Il Grande Evento non è ancora iniziato e già troppe sono le polemiche, dai costi e dallo scandalo negli appalti alle discutibili ottimistiche aspettative di 20 milioni di visitatori, di cui 6 dall’estero e 14 dall’Italia, e persino questo numero di italiani che aspirerebbero ad una capatina a Milano Expo 2015 appare sbalorditivo, non si muovono in tanti nemmeno per le ferie di luglio e agosto.
Forse quello che è andato un po’ sotto silenzio, senza suscitare troppo clamore, almeno fuori Lombardia, è la notizia dell’incerto futuro utilizzo del mega complesso, non perché non sia stato previsto, anzi, ma perché alla scadenza del bando indetto per aggiudicare le aree del milione di metri quadrati, nessuna domanda è stata presentata.
È, dunque, più che lecito domandarci che uso verrà fatto di tutto ciò che è stato prodotto in questi lunghi faticosi anni per mostrarsi “perfetti” all’appuntamento del 1° maggio col Mondo.
Il fatto è che per costruire il polo espositivo, situato al limite del territorio comunale di Milano con un lembo nel Comune di Rho, sono state eseguite innumerevoli opere su proprietà agricole ed industriali, stravolgendo l’esistente, basta leggere qui http://www.expocantiere.expo2015.org/il-cantiere per comprendere l’entità degli interventi, e qui per vedere l’estensione (una piastra lunga circa 2 km e larga dai 350 ai 750 m) https://www.youtube.com/watch?feature=player_embedded&v=7n4FUOwyao0.
Le linee guida del Masterplan post Expo indicano criteri precisi per l’investimento a posteriori sull’area, metà da destinare al verde, base d’asta 315 milioni e mezzo, escluse offerte al ribasso e proroghe. Asta deserta, zero domande. Nero futuro?
Poco importa al comune cittadino di chi ora se ne dovrà occupare per trovare soluzioni, stante che lo smantellamento dei padiglioni dovrà concludersi il 31 luglio del 2016, ed entro il 31 dicembre dello stesso anno dovrà essere approvato lo strumento urbanistico di riqualificazione.

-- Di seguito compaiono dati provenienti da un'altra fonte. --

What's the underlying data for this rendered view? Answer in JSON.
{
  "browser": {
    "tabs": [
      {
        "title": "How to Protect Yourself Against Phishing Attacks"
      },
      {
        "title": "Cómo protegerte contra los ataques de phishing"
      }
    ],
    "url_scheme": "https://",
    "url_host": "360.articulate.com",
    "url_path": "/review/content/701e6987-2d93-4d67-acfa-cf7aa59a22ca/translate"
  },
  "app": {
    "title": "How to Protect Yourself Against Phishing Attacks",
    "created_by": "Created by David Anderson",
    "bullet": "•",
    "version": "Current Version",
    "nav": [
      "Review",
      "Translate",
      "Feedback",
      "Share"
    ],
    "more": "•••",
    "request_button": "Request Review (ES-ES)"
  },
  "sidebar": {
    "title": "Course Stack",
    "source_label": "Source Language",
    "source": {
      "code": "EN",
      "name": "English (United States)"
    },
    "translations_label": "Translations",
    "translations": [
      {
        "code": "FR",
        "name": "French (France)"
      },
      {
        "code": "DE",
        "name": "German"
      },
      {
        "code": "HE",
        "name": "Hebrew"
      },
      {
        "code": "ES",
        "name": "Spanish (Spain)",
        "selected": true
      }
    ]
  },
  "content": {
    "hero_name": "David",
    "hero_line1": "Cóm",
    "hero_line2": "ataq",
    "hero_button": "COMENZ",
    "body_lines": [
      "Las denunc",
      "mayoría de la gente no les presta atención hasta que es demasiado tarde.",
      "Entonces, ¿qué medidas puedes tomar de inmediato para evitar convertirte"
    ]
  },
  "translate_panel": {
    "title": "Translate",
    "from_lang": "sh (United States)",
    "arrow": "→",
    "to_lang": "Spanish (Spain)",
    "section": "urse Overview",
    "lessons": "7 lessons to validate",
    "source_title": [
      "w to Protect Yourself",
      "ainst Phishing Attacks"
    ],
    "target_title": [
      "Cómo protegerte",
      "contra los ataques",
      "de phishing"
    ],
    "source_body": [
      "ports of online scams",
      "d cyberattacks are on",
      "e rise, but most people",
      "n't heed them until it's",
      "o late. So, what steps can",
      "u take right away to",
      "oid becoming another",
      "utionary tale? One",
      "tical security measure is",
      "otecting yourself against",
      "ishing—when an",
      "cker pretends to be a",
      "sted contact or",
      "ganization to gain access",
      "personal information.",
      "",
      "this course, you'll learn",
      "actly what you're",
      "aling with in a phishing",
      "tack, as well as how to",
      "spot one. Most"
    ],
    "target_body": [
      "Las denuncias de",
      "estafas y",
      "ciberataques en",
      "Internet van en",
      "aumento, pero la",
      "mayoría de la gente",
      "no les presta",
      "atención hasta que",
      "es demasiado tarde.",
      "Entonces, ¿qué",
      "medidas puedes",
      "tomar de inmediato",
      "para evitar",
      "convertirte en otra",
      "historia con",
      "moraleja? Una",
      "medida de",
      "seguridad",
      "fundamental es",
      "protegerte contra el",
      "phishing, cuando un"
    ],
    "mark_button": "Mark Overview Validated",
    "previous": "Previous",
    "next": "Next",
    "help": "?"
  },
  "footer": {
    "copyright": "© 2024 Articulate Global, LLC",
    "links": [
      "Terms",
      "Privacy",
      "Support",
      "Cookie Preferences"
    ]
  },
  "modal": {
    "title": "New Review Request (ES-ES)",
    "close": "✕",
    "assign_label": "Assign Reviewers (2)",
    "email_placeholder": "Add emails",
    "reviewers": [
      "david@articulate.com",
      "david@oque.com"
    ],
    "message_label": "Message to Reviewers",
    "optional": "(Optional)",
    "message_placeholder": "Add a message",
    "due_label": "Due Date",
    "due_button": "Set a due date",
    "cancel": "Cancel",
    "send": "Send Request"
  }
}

Già, è in gioco una maxi trasformazione urbanistica, chiamiamola pure “riqualificazione”, burocraticamente “variazione di destinazione d’uso”, dato che l’idea del piano post era un mix di destinazioni urbanistiche, ovverossia edifici con appartamenti residenziali, negozi e uffici, oltre un parco “pluritematico” di 440mila mq, che viene fatto risaltare per il conforto dell’opinione pubblica.
È stata ventilata l’ipotesi di una cittadella per lo sport e un nuovo stadio del Milan, persino la RAI avrebbe considerata la possibilità di realizzarvi una nuova sede, il tutto da integrarsi con il Parco pluritematico il quale dovrebbe contemplare “agroalimentare, biodiversità, sostenibilità e ambiente”, unitamente a “ricerca, incubazione, formazione, sostegno a imprese innovative” e infine a “sociale, culturale e terzo settore”. Parole, parole, parole …
Se entro dicembre 2016 non si giungerà ad una soluzione proficua per la collettività, dopo lo smantellamento delle strutture fieristiche (dove queste andranno a finire è un’altra storia da raccontare), si può paventare che il destino della zona ex Expo sia quello di tanti altri mega impianti: l’abbandono, a cui seguirà un degrado totale dell’area, buona solo come rifugio per i vagabondi. Nuovo tema per un servizio di ‘Striscia la notizia’. E intanto noi lo anticipiamo.
Si farà in tempo prima che le erbacce crescano nei vialetti e le residue strutture cedano alle intemperie?